On the second morning, Jerry mentions that he would like to explore a “wild and rocky bay” which he glimpsed from the path. He wanted to act grown-up and not constantly travel with his mother. His conscientious mother sends him on his way with what she hopes is a casual air, and Jerry leaves behind the crowded “safe beach” where he has always played. A strong swimmer, Jerry plunges in and goes so far out that he can see his mother only as a small yellow speck on the other beach.

Looking back to shore, Jerry sees some boys strip off their clothes and go running down to the rocks, and he swims toward them but keeps his distance. The boys are “of that coast; all of them were burned smooth dark brown and speaking a language he did not understand. To be with them, of them was a craving that filled his whole body.” He watches the boys, who are older and bigger than he is, until finally one waves at him and Jerry swims eagerly over. As soon as they realize he is a foreigner, though, they forget about him, but he is happy just to be among them.

Jerry joins them in diving off a high point into the water for a while, and then the biggest boy dives in and does not come up. “One moment, the morning seemed full of chattering boys; the next, the air and the surface of the water were empty. But through the heavy blue, dark shapes could be seen moving and groping.” Jerry dives down, too, and sees a “black wall of rock looming at him.” When the boys come up one by one on the other side of the rock, he “understood that they had swum through some gap or hole in it. . . . [However] he could see nothing through the stinging salt water but the blank rock.” Jerry feels failure and shame, yelling at them first in English and then in nonsensical French, the “pleading grin on his face like a scar that he could never remove.”

The boys dive into the water all around him, and he panics when they do not come back to the surface. Only when he has mentally counted to 160 does he admit that they are gone for sure. Believing they are leaving to get away from him, he “cries himself out.”

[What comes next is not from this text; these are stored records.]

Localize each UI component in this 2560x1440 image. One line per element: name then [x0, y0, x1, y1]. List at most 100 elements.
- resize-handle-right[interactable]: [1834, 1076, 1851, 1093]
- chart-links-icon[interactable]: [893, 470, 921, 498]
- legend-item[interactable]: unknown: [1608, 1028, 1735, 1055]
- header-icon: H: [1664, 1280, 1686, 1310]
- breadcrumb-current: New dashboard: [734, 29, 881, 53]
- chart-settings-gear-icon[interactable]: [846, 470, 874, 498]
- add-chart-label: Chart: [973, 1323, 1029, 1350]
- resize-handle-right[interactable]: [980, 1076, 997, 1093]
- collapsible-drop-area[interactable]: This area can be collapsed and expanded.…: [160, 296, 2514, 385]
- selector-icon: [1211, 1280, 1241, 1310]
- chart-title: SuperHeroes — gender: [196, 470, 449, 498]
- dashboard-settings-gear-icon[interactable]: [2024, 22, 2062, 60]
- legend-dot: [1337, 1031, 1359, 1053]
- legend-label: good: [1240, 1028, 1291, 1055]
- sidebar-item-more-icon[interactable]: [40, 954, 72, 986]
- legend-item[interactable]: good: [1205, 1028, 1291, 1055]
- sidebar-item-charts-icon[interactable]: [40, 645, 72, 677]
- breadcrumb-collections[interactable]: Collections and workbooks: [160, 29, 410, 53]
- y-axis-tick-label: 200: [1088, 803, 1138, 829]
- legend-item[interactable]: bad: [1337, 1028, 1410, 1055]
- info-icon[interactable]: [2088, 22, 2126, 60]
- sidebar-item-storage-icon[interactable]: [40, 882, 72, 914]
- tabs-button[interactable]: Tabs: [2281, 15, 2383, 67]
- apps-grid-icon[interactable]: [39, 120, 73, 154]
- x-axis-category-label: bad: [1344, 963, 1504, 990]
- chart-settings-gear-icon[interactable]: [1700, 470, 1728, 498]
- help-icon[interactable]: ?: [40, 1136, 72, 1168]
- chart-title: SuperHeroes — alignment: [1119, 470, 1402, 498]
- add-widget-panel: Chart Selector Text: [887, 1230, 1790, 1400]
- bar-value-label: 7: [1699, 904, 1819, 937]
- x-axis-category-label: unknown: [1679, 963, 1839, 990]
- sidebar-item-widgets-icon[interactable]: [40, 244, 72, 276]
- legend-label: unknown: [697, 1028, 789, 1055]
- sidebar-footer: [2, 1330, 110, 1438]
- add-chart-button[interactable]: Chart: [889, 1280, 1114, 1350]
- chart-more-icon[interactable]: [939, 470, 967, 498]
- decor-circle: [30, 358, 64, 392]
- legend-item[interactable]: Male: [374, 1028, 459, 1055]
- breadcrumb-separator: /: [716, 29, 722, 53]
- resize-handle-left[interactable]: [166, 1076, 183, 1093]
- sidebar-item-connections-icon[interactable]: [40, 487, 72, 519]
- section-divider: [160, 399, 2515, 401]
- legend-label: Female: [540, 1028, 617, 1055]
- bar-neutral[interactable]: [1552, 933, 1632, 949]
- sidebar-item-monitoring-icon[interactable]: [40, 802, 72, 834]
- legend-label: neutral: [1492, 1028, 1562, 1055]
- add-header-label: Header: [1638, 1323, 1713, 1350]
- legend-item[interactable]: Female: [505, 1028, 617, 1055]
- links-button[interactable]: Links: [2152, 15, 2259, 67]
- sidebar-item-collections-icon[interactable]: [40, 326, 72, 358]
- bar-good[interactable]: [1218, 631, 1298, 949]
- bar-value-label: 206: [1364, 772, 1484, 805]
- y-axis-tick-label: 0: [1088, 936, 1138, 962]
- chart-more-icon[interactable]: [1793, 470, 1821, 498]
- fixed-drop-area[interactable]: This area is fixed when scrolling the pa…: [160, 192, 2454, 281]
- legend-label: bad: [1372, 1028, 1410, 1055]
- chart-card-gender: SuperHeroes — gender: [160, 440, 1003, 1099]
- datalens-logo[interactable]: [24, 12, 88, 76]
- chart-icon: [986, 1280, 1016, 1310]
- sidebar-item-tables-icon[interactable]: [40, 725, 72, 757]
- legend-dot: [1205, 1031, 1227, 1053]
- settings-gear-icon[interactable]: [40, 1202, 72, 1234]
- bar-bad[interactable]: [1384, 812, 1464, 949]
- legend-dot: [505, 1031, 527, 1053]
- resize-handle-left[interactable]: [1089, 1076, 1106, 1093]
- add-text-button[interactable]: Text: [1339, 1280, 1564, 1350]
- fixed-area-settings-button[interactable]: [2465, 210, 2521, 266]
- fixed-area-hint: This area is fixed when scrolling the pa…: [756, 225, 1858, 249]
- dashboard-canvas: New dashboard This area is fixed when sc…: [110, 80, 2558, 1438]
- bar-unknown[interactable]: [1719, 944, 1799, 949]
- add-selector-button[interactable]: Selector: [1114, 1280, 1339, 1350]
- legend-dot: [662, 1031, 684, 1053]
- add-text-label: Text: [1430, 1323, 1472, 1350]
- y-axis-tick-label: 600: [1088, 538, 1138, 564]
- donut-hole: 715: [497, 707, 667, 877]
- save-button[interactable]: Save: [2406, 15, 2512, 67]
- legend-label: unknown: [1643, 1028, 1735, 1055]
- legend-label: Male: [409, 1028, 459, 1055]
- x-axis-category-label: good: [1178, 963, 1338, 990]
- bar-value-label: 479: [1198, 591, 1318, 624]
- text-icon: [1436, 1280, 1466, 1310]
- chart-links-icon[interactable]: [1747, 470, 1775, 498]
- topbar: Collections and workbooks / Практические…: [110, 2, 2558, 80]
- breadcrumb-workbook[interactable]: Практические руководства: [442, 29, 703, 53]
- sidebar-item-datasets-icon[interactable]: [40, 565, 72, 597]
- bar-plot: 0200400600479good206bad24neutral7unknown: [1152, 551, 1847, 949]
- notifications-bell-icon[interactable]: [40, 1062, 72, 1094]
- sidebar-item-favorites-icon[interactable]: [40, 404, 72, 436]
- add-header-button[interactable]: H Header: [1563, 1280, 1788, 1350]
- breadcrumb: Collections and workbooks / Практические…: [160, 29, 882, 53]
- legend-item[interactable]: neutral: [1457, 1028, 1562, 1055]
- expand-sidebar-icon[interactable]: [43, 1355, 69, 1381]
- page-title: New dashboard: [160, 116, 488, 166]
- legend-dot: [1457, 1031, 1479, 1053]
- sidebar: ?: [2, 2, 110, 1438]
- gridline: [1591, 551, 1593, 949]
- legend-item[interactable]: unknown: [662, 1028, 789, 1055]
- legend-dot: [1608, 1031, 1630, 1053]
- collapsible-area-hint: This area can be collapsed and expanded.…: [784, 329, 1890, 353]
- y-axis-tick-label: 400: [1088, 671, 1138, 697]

He spends the next several days contemplating swimming through the rock tunnel himself, and he practices holding his breath underwater. After one round of practice, his nose bleeds so badly that he becomes dizzy and nauseated, and he worries that the same might happen in the tunnel, that he really might die there, trapped. He resolves to wait until the day before he leaves when his mother says they will be gone in four days, but an impulse overtakes him two days beforehand, and he feels that he must make his attempt immediately — now or never. “He was trembling with fear that he would not go; and he was trembling with horror at the long, long tunnel under the rock, under the sea.”

Once inside the tunnel he begins counting, swimming cautiously, feeling both victory and panic. “He must go on into the blackness ahead, or he would drown. His head was swelling, his lungs cracking. . . . He was no longer quite conscious.” Even when he surfaces, he fears “he would sink now and drown; he could not swim the few feet back to the rock.”

In "Through the Tunnel", the literal passage through the rock tunnel becomes a coming-of-age passage for Jerry. Having accomplished his challenge, he returns to his mother's company, satisfied and confident of the future. He does not feel it necessary to tell his mother of the monumental obstacle that he has overcome.